I’ve submitted a PR fixing this error, hopefully this shouldn’t be a problem anymore.

@tomwollert the exact error code (3, 23, 41, etc) usually don’t matter that much, since the error itself indicates that the protocol sync has been lost between Npgsql and PostgreSQL, and at that point anything is possible. I’m going to try and see whether I can reproduce it on PostgreSQL 10…

@vonzshik That sucks 😕 I’ll try to get a standalone console app that reproduces it. I’m assuming it’s some dependency.

Replicating message code 3:

var connectionString = "{server/username/password};CommandTimeout=5;Connection Idle Lifetime=50;Keepalive=5";
            var commandTimeoutTask = Task.Run(() =>
            {
                try
                {
                    using (var connection = new NpgsqlConnection(connectionString))
                    {
                        var stopwatch = Stopwatch.StartNew();
                        connection.Open();

                        using (var command = new NpgsqlCommand("select pg_sleep(10)", connection))
                            command.ExecuteNonQuery();
                    }
                }
                catch (Exception e)
                {
                    Console.WriteLine(e.Message);
                }
            });

            var tryingToGetBrokenConnection = Task.Run(() =>
            {
                while (true)
                {
                    using (var connection = new NpgsqlConnection(connectionString))
                    {
                        connection.Open();
                        using (var command = new NpgsqlCommand("select 1", connection))
                            command.ExecuteNonQuery();
                    }
                }
            });
            commandTimeoutTask.Wait();
            tryingToGetBrokenConnection.Wait(TimeSpan.FromSeconds(5));

Though I guess this will also fail to reproduce as the 23 on one triggers the 3 on the other statement.

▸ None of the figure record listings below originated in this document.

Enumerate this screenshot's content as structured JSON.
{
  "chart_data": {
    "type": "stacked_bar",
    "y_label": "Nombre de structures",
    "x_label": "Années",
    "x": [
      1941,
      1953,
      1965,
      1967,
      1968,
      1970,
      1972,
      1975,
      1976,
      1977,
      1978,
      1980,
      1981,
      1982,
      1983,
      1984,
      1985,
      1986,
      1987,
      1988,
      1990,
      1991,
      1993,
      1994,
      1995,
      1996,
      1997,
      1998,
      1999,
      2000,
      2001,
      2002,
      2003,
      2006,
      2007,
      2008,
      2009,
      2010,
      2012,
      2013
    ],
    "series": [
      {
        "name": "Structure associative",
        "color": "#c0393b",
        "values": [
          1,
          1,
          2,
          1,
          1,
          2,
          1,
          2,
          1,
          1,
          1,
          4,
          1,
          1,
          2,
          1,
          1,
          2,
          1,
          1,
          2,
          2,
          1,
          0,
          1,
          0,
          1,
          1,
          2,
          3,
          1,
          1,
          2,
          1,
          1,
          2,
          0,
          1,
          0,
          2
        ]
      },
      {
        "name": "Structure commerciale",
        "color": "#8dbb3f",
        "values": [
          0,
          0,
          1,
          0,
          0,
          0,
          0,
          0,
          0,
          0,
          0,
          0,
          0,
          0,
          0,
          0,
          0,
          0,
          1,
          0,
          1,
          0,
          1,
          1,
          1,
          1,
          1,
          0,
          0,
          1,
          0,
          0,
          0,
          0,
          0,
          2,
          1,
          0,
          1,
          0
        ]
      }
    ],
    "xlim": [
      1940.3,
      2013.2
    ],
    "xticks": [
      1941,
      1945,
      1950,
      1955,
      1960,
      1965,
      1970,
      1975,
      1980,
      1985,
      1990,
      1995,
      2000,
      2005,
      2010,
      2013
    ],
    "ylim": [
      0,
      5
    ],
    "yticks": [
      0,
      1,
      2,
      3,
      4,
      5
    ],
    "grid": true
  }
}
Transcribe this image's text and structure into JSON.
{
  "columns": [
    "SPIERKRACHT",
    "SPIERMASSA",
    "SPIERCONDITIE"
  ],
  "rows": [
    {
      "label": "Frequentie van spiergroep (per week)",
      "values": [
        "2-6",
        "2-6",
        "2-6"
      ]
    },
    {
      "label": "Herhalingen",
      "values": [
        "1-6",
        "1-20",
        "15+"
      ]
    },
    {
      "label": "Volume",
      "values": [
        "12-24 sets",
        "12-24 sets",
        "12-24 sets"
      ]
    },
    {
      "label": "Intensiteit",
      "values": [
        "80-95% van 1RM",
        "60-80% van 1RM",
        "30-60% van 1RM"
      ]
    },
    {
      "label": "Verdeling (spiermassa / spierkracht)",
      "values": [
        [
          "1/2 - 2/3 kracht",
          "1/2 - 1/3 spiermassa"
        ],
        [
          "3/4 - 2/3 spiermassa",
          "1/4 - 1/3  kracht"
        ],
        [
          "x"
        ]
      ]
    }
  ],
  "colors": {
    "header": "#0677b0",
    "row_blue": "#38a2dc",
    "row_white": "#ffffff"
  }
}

K, “23” is very straight forward:

var connection = new NpgsqlConnection("{server/username/password};CommandTimeout=30;Connection Idle Lifetime=30;Keepalive=5");

            var stopwatch = Stopwatch.StartNew();
            connection.Open();
            using (var transaction = connection.BeginTransaction(IsolationLevel.ReadCommitted))
            {

                using (var command = new NpgsqlCommand("select pg_sleep(40)", connection))
                {
                    command.ExecuteNonQuery();
                }

                transaction.Commit();
            }

            Console.WriteLine(stopwatch.Elapsed.TotalMilliseconds + " ms have passed");

This will throw the 23.